Promises can be found all over the place! Ads on television promise everything from to beautiful white teeth to cars that parallel park themselves. Pill bottles promise you’ll lose 20 pounds or have more energy. Sometimes your children promise “I’ll feed him and walk him and clean up after him!” when a new puppy is in question. If you think back over your life, memories of promises broken stick with you much longer than promises kept. We expect promises to be kept, and when they aren’t it causes disappointment and discouragement. Proverbs 13:12 tells us that “hope deferred makes the heart sick”.
Christmas reminds us of the biggest, best promise kept! The promise of a Savior and the hope of eternal life with the God who created us. Talk about hope! Because that’s what promises really are – a reason to hope. Those promises, all that hope, is found throughout scripture. The Bible is full of hope for our everyday lives, hope for our future, hope for answers to our dilemmas and wisdom to navigate our lives.

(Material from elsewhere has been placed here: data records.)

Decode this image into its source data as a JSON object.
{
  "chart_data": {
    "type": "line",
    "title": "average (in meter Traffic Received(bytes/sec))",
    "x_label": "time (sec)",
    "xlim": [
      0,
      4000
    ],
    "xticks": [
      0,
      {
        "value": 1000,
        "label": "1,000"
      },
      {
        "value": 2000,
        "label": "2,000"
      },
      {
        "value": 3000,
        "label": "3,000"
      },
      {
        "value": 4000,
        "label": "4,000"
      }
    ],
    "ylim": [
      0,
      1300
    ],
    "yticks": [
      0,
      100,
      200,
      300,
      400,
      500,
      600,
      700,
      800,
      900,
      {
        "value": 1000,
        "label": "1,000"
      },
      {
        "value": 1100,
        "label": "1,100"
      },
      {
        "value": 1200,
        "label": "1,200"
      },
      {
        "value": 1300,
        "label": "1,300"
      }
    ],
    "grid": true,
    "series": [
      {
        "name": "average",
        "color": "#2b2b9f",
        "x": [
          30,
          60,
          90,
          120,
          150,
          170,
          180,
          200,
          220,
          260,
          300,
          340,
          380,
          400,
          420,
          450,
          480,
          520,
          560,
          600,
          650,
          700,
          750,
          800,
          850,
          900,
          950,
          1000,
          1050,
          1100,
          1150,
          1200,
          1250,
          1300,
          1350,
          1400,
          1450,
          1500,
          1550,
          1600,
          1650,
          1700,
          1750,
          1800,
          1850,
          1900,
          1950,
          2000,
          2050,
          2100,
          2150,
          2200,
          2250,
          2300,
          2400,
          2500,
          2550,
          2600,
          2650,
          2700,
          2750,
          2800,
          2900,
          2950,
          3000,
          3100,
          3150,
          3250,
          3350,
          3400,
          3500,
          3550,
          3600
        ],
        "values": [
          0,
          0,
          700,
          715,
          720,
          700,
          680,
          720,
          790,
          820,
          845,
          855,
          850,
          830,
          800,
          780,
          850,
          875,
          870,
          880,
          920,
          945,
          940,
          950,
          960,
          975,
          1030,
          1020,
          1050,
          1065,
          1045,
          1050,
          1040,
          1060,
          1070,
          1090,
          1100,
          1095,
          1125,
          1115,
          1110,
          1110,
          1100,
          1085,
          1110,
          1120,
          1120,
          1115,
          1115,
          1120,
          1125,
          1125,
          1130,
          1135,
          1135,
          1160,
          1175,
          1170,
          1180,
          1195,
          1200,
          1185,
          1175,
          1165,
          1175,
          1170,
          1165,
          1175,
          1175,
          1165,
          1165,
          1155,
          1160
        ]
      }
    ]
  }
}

Knowing and recognizing the kept promises of God can be a great thing to share with your daughter. Look for opportunities to point out how God provides, and when He keeps His promises. Talk about the promises, use them to reassure, quote them to encourage, and refer to them when there are decisions to be made. To do this, you have to know the promises and recognize them yourself. Maybe you could make it a point in your devotional time this coming year to search out, memorize, and meditate on God’s promises. Perhaps you’ll want to list them, and note examples from your own life experiences of God’s faithfulness. Then look for opportunities to share those with your daughter. Help her see that they apply to her too, if she’s a child of God. Help her to recognize God working in her life.
Seeing God’s faithfulness should also make us more careful with our own promises. If you promise to pray for someone, pray, maybe stopping right where you are to bring their need to the Lord. If you promise someone an answer “soon”, figure it out and give them their answer. If you make a promise to your children that you are then not able to keep, explain why and offer an alternative solution. Since we know kids learn by what they see in our lives everyday, help them learn trust and respect by keeping your word. Try not to make promises to your kids that you can’t be sure you can keep, perhaps telling them you will “do your best”. When your daughter experiences a broken promise from a friend, a boy, or a teacher, talk to her about resilience, forgiveness, and learning how to how to deal with disappointment.
This Christmas, undoubtedly there will be some “promises kept” and some “hope deferred” in all those packages under the tree, but let’s make sure to emphasize as much as we can the incredible promise God kept on that first Christmas!